Das heißt aber, dass alles bleibt, wie es ist. Es wird also weggesehen und weggehört. Wer die Finanzgrundlagen der Kommunen prinzipiell verändern will das wollen zum Beispiel wir von der Linksfraktion -,
(Beifall bei der LINKEN)
darf auf die Ergebnisse dieser Gemeindekommission nicht warten und muss einen anderen Weg einschlagen. Für wen die Kultur in einem umfassenden Sinn zur Daseinsvorsorge gehört - dazu gehören wir auch -, darf erst recht nicht auf diese Kommission setzen. Wer jetzt nicht wegsehen und weghören will, muss etwas anderes tun und jetzt helfen.
(Beifall bei der LINKEN)
Im Art. 104b des Grundgesetzes heißt es, der Bund
”kann ... im Falle von Naturkatastrophen oder außergewöhnlichen Notsituationen, die sich der Kontrolle des Staates entziehen und die staatliche Finanzlage erheblich beeinträchtigen, auch ohne Gesetzgebungsbefugnisse Finanzhilfen gewähren.”

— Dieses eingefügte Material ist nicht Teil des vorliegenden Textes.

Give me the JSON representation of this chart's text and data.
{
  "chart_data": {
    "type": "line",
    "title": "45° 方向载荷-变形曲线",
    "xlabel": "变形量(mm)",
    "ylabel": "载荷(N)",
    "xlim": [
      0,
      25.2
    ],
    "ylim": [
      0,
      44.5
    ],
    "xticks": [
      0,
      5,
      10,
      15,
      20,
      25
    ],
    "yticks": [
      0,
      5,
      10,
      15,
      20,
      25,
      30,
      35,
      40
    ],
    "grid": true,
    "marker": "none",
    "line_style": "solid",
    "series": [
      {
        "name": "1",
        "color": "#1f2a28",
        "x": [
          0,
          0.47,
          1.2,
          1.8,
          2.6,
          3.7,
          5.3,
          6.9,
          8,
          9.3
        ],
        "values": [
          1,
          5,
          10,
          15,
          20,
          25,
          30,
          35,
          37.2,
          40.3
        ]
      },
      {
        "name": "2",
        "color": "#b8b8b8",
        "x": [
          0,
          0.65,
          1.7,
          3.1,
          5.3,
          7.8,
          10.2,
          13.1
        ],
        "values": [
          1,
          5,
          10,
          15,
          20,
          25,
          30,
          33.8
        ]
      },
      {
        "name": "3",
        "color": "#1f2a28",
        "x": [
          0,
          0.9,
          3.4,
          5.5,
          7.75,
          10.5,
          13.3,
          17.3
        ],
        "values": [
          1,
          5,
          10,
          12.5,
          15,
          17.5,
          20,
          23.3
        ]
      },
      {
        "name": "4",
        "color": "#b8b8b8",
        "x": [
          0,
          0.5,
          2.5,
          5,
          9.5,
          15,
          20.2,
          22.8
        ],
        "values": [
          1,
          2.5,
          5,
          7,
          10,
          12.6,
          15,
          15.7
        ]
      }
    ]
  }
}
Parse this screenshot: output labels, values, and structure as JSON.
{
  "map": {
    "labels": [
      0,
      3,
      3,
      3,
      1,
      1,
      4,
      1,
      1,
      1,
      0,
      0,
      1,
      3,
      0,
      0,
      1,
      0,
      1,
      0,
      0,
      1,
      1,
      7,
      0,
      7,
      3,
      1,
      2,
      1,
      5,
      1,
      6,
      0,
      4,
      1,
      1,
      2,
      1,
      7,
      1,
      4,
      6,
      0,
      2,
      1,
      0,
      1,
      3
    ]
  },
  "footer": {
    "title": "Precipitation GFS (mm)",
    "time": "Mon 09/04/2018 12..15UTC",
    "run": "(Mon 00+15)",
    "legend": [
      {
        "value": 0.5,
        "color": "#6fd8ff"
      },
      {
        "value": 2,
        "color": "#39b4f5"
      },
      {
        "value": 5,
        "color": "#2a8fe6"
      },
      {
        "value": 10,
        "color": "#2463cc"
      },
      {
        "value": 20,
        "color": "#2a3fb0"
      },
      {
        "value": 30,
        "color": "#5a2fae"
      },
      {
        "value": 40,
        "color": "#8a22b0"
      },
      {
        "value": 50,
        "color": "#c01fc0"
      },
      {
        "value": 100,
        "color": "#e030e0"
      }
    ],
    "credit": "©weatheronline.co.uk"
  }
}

Von dieser außergewöhnlichen Notsituation ausgehend fordert die Fraktion Die Linke ein Sofortprogramm des Bundes in Höhe von 1 Milliarde Euro für den Erhalt unserer kulturellen Infrastruktur.
(Beifall bei der LINKEN)
Allen Kritikern halte ich entgegen: Wenn Sie diesen Weg für nicht gangbar halten, dann machen Sie etwas Besseres. Aber machen Sie etwas! Sagen Sie nicht immer nur, was Sie nicht können, sondern fangen Sie endlich an, mit Ländern und Kommunen darüber zu verhandeln, was möglich ist. Irgendetwas muss schließlich möglich sein. Denn wir müssen aus dieser Situation herauskommen. Speisen Sie die Bürgerinnen und Bürger, die um ihre Theater, Museen, Büchereien, Mal- und Musikschulen kämpfen, nicht einfach mit Hinweisen auf investive Maßnahmen ab. Neue Theater und neue Museen sind schön, aber lebendige Kultur sind sie nur dann, wenn Menschen in ihnen Kultur für Alt und Jung, für Arm und Reich schaffen können. Dies zu gewährleisten, verlangt wirkliche Investition.
(Beifall bei der LINKEN)
Die Linksfraktion fordert eine grundlegend veränderte Finanzierung unserer ausgeraubten Kommunen. Wir brauchen außerdem Überlegungen dazu, was eigentlich zu den Pflichtaufgaben und. zu den freiwilligen Aufgaben einer Kommune gehört. Wieso gehören Bibliotheken nicht zu den Pflichtaufgaben einer Kommune? Diese Frage konnte mir noch nie jemand wirklich beantworten.
(Beifall bei der LINKEN)
Wir plädieren an dieser Stelle im Übrigen für mehr direkte Demokratie und wirkliche Selbstverwaltung in den Kommunen. Durch Bürgerbefragungen und Bürgerbeteiligung sollen Bürger mitentscheiden können, was im Dorf, in der Kleinstadt oder im Stadtteil gebraucht wird. Überall vor Ort mehren sich die Proteste gegen den Kulturabbau. Überall erkennen die Menschen gerade in Zeiten des derzeit drohenden Verlusts , wie wichtig Kultur für sie und ihre Kinder ist. Es waren verschiedene Bundesregierungen, die die Kommunen in diese Not gebracht haben. Insofern ist nun der Bund in der Verantwortung. Er darf die Kultur insgesamt nicht durch einfaches Wegsehen und Weghören beliebig zur Disposition stellen.
Danke schön.
(Beifall bei der LINKEN)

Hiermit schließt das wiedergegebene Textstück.